Job prospects for teachers in general appear to be improving after the number of positions steadily declined throughout the state since the recession hit in 2007.

More than 310,000 teachers were employed in California's K-12 system for the 2007-08 school year. By 2011-12, the number had shrunk to fewer than 284,000.

The decrease was less dramatic in Monterey County, which lost less than 4 percent of its teaching population.

"There has been an increase in people hired as interns," said Mark O'Shea, coordinator of the Teacher Education program at CSU Monterey Bay. "This means they're hiring while they're still in the credential program, which displays a shortage in preliminary credentials."

The California Commission on Teaching Credentialing shows a steady decline in participation in credentialing programs, which corresponds to fewer credentials having been issued in the last five years. While 23,320 credentials were issued in 2007-08, the number has gone down by almost 30 percent to 16,450.

"If the trend continues, we may see some substantial shortage areas," O'Shea said.

The veteran educator believes several factors are keeping people away from teaching careers-money, for one, job security and the bashing teachers have been taking in the media.

"When we read in the paper teachers are being told they need to be doing a better job or that they're being dismissed from teaching positions, it does not encourage people to go into teaching," he said.

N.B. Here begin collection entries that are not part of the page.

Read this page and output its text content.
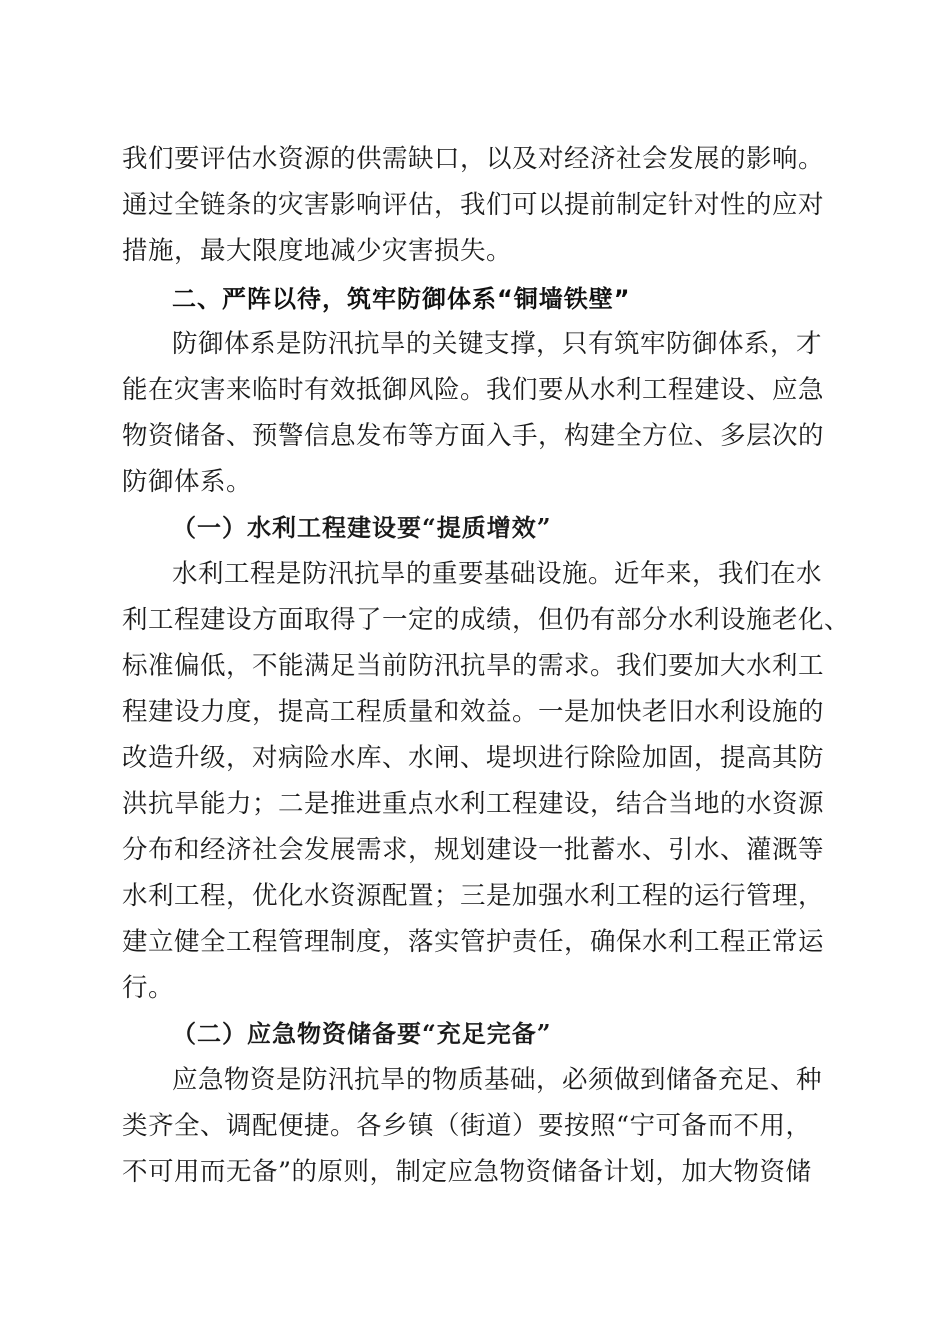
我们要评估水资源的供需缺口，以及对经济社会发展的影响。
通过全链条的灾害影响评估，我们可以提前制定针对性的应对
措施，最大限度地减少灾害损失。
二、严阵以待，筑牢防御体系“铜墙铁壁”
防御体系是防汛抗旱的关键支撑，只有筑牢防御体系，才
能在灾害来临时有效抵御风险。我们要从水利工程建设、应急
物资储备、预警信息发布等方面入手，构建全方位、多层次的
防御体系。
（一）水利工程建设要“提质增效”
水利工程是防汛抗旱的重要基础设施。近年来，我们在水
利工程建设方面取得了一定的成绩，但仍有部分水利设施老化、
标准偏低，不能满足当前防汛抗旱的需求。我们要加大水利工
程建设力度，提高工程质量和效益。一是加快老旧水利设施的
改造升级，对病险水库、水闸、堤坝进行除险加固，提高其防
洪抗旱能力；二是推进重点水利工程建设，结合当地的水资源
分布和经济社会发展需求，规划建设一批蓄水、引水、灌溉等
水利工程，优化水资源配置；三是加强水利工程的运行管理，
建立健全工程管理制度，落实管护责任，确保水利工程正常运
行。
（二）应急物资储备要“充足完备”
应急物资是防汛抗旱的物质基础，必须做到储备充足、种
类齐全、调配便捷。各乡镇（街道）要按照“宁可备而不用，
不可用而无备”的原则，制定应急物资储备计划，加大物资储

The problem is more marked for specialties such as physics because college students in these areas are more often encouraged to pursue research. In the last eight years, only one physics teacher has earned a credential in the CSUMB program, O'Shea said.

"In contrast, our math department takes great pride at producing teachers," O'Shea said. "This year, we'll have 18 new math teachers, the highest it's ever been."

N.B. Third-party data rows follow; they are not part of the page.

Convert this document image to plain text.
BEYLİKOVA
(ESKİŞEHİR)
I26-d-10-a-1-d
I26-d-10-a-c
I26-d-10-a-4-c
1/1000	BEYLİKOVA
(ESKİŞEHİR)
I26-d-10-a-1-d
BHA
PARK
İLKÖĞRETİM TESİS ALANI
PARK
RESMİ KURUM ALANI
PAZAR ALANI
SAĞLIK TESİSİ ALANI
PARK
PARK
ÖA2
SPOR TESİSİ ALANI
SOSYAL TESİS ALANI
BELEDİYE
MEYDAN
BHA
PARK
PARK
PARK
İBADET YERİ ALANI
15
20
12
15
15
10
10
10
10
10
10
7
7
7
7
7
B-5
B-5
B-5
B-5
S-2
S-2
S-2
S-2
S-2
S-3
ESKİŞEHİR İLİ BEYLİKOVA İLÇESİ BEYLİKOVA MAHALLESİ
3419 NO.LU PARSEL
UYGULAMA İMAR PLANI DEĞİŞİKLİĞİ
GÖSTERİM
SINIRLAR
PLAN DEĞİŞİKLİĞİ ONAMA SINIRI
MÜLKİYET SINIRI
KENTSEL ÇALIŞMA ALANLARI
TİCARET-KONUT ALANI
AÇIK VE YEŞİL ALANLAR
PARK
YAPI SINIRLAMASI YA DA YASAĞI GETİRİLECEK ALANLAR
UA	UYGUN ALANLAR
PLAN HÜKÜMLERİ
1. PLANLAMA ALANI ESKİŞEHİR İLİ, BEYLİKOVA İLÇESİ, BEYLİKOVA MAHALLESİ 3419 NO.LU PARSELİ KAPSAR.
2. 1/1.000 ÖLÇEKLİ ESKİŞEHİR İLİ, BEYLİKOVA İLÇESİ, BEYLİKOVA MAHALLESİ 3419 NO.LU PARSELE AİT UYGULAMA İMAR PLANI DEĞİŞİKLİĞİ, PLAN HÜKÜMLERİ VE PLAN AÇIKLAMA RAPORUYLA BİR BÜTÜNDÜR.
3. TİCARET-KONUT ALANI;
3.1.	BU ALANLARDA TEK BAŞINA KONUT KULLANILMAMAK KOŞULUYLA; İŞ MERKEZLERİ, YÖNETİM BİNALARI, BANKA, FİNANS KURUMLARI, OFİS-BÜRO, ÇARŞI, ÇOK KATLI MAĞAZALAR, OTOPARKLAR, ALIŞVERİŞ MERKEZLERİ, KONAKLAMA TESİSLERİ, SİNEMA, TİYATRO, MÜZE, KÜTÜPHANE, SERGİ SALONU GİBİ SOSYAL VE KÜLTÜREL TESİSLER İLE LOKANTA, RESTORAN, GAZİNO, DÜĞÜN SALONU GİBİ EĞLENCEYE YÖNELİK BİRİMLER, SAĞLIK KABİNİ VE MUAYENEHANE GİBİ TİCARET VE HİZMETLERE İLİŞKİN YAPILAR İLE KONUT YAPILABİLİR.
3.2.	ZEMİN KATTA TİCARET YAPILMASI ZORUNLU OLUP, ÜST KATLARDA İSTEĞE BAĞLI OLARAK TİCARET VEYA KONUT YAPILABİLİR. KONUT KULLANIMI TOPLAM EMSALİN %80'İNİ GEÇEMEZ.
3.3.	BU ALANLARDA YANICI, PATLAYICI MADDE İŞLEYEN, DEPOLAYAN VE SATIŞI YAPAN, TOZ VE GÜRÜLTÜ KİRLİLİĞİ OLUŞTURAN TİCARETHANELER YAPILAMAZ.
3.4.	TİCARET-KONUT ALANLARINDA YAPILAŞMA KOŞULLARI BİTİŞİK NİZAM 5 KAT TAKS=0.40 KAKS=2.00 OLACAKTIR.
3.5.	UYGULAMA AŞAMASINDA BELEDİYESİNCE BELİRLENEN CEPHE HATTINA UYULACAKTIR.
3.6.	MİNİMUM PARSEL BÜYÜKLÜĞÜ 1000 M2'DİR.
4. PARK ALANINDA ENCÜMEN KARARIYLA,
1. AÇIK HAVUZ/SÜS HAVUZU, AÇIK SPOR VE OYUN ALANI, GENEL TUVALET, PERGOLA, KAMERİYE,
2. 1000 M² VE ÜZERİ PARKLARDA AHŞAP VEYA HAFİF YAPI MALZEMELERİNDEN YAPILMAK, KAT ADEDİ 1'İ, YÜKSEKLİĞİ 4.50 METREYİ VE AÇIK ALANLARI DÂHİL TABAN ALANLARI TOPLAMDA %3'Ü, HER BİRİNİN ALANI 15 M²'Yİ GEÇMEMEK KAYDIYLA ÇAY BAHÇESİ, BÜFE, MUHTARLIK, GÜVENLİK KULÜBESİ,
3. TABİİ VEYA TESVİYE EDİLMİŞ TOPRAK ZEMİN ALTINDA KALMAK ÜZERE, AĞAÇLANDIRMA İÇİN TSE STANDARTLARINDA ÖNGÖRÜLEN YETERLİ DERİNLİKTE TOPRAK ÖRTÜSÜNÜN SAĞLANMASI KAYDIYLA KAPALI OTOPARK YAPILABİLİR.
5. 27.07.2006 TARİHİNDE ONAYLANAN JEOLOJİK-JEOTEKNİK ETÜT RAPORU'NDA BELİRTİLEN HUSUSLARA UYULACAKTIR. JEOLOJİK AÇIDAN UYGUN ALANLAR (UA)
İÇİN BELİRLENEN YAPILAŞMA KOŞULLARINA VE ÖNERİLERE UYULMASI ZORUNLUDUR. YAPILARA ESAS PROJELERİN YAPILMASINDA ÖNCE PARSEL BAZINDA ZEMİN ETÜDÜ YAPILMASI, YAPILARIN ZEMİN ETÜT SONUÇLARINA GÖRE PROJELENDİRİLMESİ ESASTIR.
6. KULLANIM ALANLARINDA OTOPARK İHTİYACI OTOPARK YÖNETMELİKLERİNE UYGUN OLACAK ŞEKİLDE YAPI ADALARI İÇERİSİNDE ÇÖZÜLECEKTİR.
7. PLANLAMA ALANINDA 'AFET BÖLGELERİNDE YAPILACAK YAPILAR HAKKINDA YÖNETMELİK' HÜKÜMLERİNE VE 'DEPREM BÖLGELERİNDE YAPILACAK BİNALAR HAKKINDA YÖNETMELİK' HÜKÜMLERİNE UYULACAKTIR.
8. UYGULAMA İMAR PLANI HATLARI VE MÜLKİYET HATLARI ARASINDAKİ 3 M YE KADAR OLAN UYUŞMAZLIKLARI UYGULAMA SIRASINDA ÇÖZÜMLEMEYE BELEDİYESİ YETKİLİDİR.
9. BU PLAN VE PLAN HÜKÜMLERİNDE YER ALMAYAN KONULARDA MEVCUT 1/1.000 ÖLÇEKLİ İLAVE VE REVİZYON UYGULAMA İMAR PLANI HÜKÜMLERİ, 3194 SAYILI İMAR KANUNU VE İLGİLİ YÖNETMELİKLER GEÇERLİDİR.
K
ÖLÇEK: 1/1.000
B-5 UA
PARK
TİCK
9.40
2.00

Tom s Salinas, 23, is looking for an internship after having completed the credential program at CSUMB. He needed to take some extra tests, so he wasn't able to enter the applicant pool in March when most districts started hiring. But he's hopeful. He's had some interviews and thinks he'll be able to find a job.

"I'd like to teach high school or middle school," he said. 'It's the upper grades I'm most comfortable with."

At least 30 people participated in the MCOE job fair, teachers who were busy filling out applications and getting interviews on the spot.

Karen Fuentes, 51, began teaching at the Santa Rita Union School District in 1983, and has since moved up and down the West Coast. Now she lives in Stockton but is looking to come back to Monterey County and escape the heat.

"The possibilities look good," she said. "I applied to a couple of districts, and I'm barely getting started here."

After 13 years in the education field, Rick Karicas finally obtained his teaching credential last week, and now he's eager to find a full-time position. He only saw two job fairs advertised in California, so he drove from Sacramento to Salinas, where he was raised, to scout the possibilities.

"It says something about this area that they are recruiting," he said. "For a community to reach out to hire quality teachers, it means they care for their children."